我去年在Kobo上购买了基辛格博士的《论中国》英文版一书,上个月底抢先买了译本。利用出门到新疆去旅游的时候,抽空将这本600+页的书看完了——这也从另一个侧面证明,我只有在完全被隔绝(比如在飞机上、在没有手机信号的山区)的时候才能潜心读书。
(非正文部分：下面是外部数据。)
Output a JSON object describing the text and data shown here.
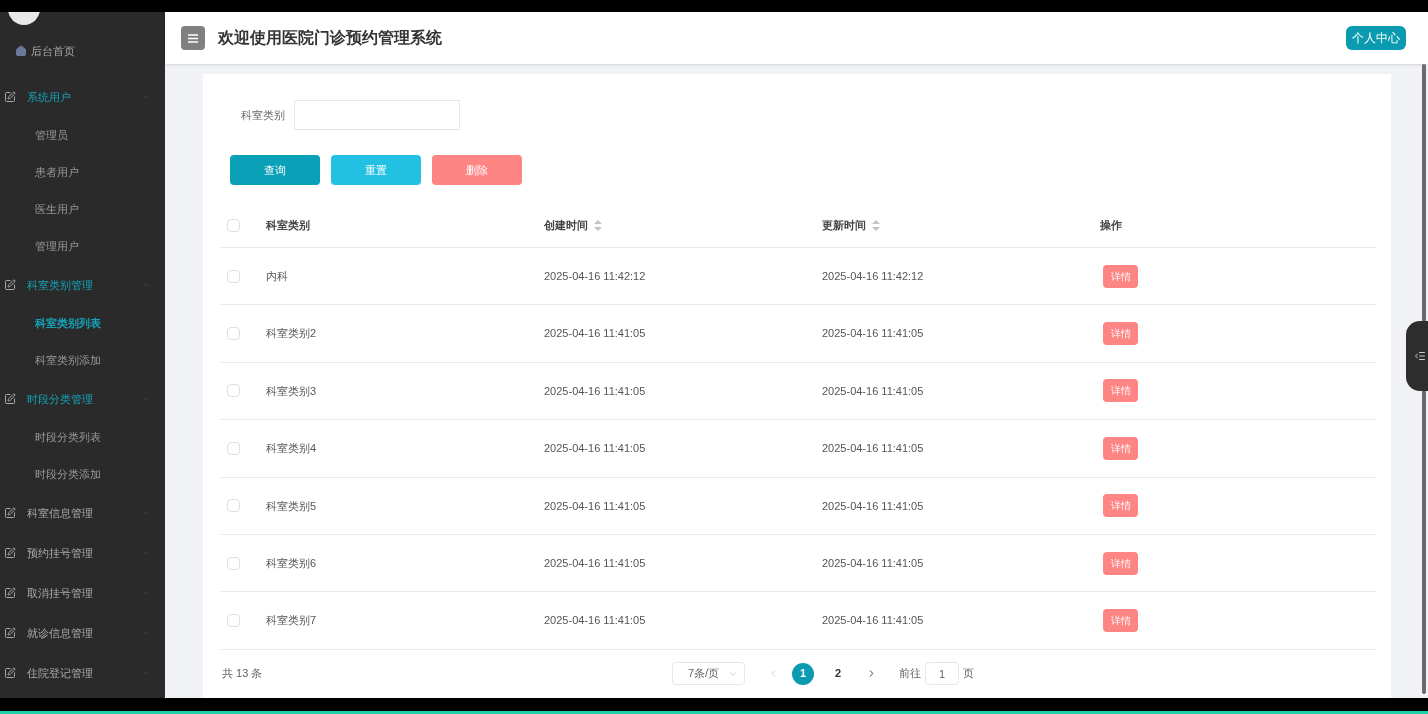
{
  "sidebar": {
    "home": "后台首页",
    "groups": [
      {
        "label": "系统用户",
        "expanded": true,
        "children": [
          {
            "label": "管理员",
            "selected": false
          },
          {
            "label": "患者用户",
            "selected": false
          },
          {
            "label": "医生用户",
            "selected": false
          },
          {
            "label": "管理用户",
            "selected": false
          }
        ]
      },
      {
        "label": "科室类别管理",
        "expanded": true,
        "children": [
          {
            "label": "科室类别列表",
            "selected": true
          },
          {
            "label": "科室类别添加",
            "selected": false
          }
        ]
      },
      {
        "label": "时段分类管理",
        "expanded": true,
        "children": [
          {
            "label": "时段分类列表",
            "selected": false
          },
          {
            "label": "时段分类添加",
            "selected": false
          }
        ]
      },
      {
        "label": "科室信息管理",
        "expanded": false
      },
      {
        "label": "预约挂号管理",
        "expanded": false
      },
      {
        "label": "取消挂号管理",
        "expanded": false
      },
      {
        "label": "就诊信息管理",
        "expanded": false
      },
      {
        "label": "住院登记管理",
        "expanded": false
      }
    ]
  },
  "header": {
    "title": "欢迎使用医院门诊预约管理系统",
    "profile_button": "个人中心"
  },
  "search": {
    "label": "科室类别",
    "buttons": [
      {
        "label": "查询",
        "kind": "query"
      },
      {
        "label": "重置",
        "kind": "reset"
      },
      {
        "label": "删除",
        "kind": "delete"
      }
    ]
  },
  "table": {
    "select_all_checked": false,
    "columns": [
      {
        "label": "科室类别",
        "sortable": false
      },
      {
        "label": "创建时间",
        "sortable": true
      },
      {
        "label": "更新时间",
        "sortable": true
      },
      {
        "label": "操作",
        "sortable": false
      }
    ],
    "rows": [
      {
        "checked": false,
        "name": "内科",
        "created": "2025-04-16 11:42:12",
        "updated": "2025-04-16 11:42:12",
        "action": "详情"
      },
      {
        "checked": false,
        "name": "科室类别2",
        "created": "2025-04-16 11:41:05",
        "updated": "2025-04-16 11:41:05",
        "action": "详情"
      },
      {
        "checked": false,
        "name": "科室类别3",
        "created": "2025-04-16 11:41:05",
        "updated": "2025-04-16 11:41:05",
        "action": "详情"
      },
      {
        "checked": false,
        "name": "科室类别4",
        "created": "2025-04-16 11:41:05",
        "updated": "2025-04-16 11:41:05",
        "action": "详情"
      },
      {
        "checked": false,
        "name": "科室类别5",
        "created": "2025-04-16 11:41:05",
        "updated": "2025-04-16 11:41:05",
        "action": "详情"
      },
      {
        "checked": false,
        "name": "科室类别6",
        "created": "2025-04-16 11:41:05",
        "updated": "2025-04-16 11:41:05",
        "action": "详情"
      },
      {
        "checked": false,
        "name": "科室类别7",
        "created": "2025-04-16 11:41:05",
        "updated": "2025-04-16 11:41:05",
        "action": "详情"
      }
    ]
  },
  "pagination": {
    "total": "共 13 条",
    "page_size": "7条/页",
    "pages": [
      {
        "label": "1",
        "selected": true
      },
      {
        "label": "2",
        "selected": false
      }
    ],
    "goto_label": "前往",
    "goto_value": "1",
    "goto_suffix": "页"
  }
}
这本书显然是政治书籍,但同时又是一本翻译过来的作品。所以,我先讲一点技术方面的东西。
我拿到这本书是9月22日,但是这本书的版权页上赫然印着2012年10月第一次印刷。以前一直只有听说过食品(尤其是保鲜期短的食品)会玩花样,印上1-2天之后的出厂日期,这次在书籍的印刷上看到,值得记一笔。
中文译作的水平一直被我诟病,我已经批评过拉什迪的《羞耻》(评论在这里),也批评过——但还没有整理成文——新版的《霍乱时期的爱情》。这次我还是要稍微批评一下。
要肯定的是,这本译作的水平是上等的,译者行文流畅、笔调老到,充分反射出原作者的风格,令人一旦捧起就不愿意放下——这当然也有部分原因是因为讲的是我们自己国家的事情。原著没有铺陈很多“似是而非”、佶屈聱牙的哲学论述,更多的是从“实用主义”出发,用最简单的英文来讲述。在这点上,译作充分体现了这个特色。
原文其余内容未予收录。